Hi Experts, friends
I have a business problem where I need to find out through some predictive models or techniques which Airline should I choose and what will be my max and min fare depending on a particular Origin and Destination and for the particular season or date range. I am not sure which analytics technique to follow for this ? Can the experts please suggest ?
Hi Experts, friends
Can you give some more details about your target variable and features? Probably share the dataset or a few rows from the dataset.
In this business problem I am trying to predict which Airline should be considered on a particular date or date range and what should be the optimum fare that should be paid on a particular route.

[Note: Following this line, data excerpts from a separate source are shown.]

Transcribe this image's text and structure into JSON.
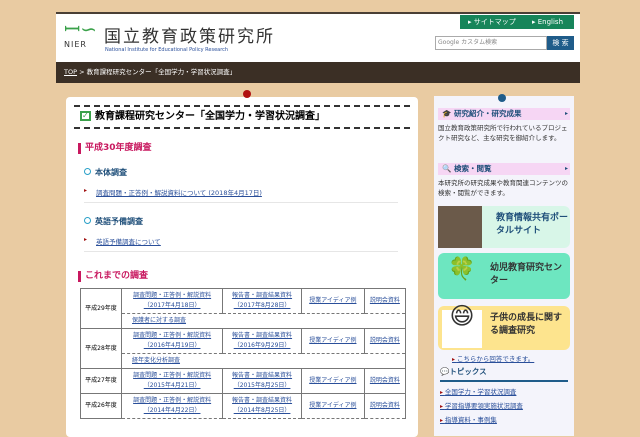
{
  "header": {
    "logo_text": "NIER",
    "title": "国立教育政策研究所",
    "subtitle": "National Institute for Educational Policy Research",
    "sitemap": "▸ サイトマップ",
    "english": "▸ English",
    "search_placeholder": "Google カスタム検索",
    "search_button": "検 索"
  },
  "breadcrumb": {
    "top": "TOP",
    "sep": " > ",
    "current": "教育課程研究センター「全国学力・学習状況調査」"
  },
  "main": {
    "title": "教育課程研究センター「全国学力・学習状況調査」",
    "section1": "平成30年度調査",
    "sub1": "本体調査",
    "sub1_link": "調査問題・正答例・解説資料について (2018年4月17日)",
    "sub2": "英語予備調査",
    "sub2_link": "英語予備調査について",
    "section2": "これまでの調査",
    "rows": [
      {
        "year": "平成29年度",
        "c1": "調査問題・正答例・解説資料",
        "c1d": "（2017年4月18日）",
        "c2": "報告書・調査結果資料",
        "c2d": "（2017年8月28日）",
        "c3": "授業アイディア例",
        "c4": "説明会資料",
        "extra": "保護者に対する調査"
      },
      {
        "year": "平成28年度",
        "c1": "調査問題・正答例・解説資料",
        "c1d": "（2016年4月19日）",
        "c2": "報告書・調査結果資料",
        "c2d": "（2016年9月29日）",
        "c3": "授業アイディア例",
        "c4": "説明会資料",
        "extra": "経年変化分析調査"
      },
      {
        "year": "平成27年度",
        "c1": "調査問題・正答例・解説資料",
        "c1d": "（2015年4月21日）",
        "c2": "報告書・調査結果資料",
        "c2d": "（2015年8月25日）",
        "c3": "授業アイディア例",
        "c4": "説明会資料"
      },
      {
        "year": "平成26年度",
        "c1": "調査問題・正答例・解説資料",
        "c1d": "（2014年4月22日）",
        "c2": "報告書・調査結果資料",
        "c2d": "（2014年8月25日）",
        "c3": "授業アイディア例",
        "c4": "説明会資料"
      }
    ]
  },
  "sidebar": {
    "research_title": "研究紹介・研究成果",
    "research_desc": "国立教育政策研究所で行われているプロジェクト研究など、主な研究を御紹介します。",
    "search_title": "検索・閲覧",
    "search_desc": "本研究所の研究成果や教育関連コンテンツの検索・閲覧ができます。",
    "portal": "教育情報共有ポータルサイト",
    "early": "幼児教育研究センター",
    "child": "子供の成長に関する調査研究",
    "child_link": "こちらから回答できます。",
    "topics_title": "トピックス",
    "topics": [
      "全国学力・学習状況調査",
      "学習指導要領実施状況調査",
      "指導資料・事例集"
    ]
  }
}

So as an example for route or O&D Airport pair BOS (Boston) - LGA (New York) I have lot of Airline options like United Airlines, Delta Airlines,American Airlines on a particular date or date range . Which airline should be chosen for that route on a date which will give me the optimum fare ? Attached the data set. I am not sure which predictive analytical method I should choose?
Many thanks for your suggestion
VishnuAirspend_O&D_US.zip (116.8 KB)
The size of the dataset is too small for any kind of predictive analytics to work. Your best bet is to group by airlines, weekday, source and destination and use mean/median fare within the historical data to find out the estimated fare and then choose the minimum within a date.
The dataset i have provided i actually few rows from the actual data set because of the size constraint. I need to predict optimal timing for purchase of the tickets with some regression models. I see that a similar model was created by computer science department of University of Minnesota!!
The problem is that they have not used R, they have conceptually derived the problem.
So basically my aim is to create a regression model for predicting optimal timing for purchase of airline ticket. Any help from experts here will be welcome !!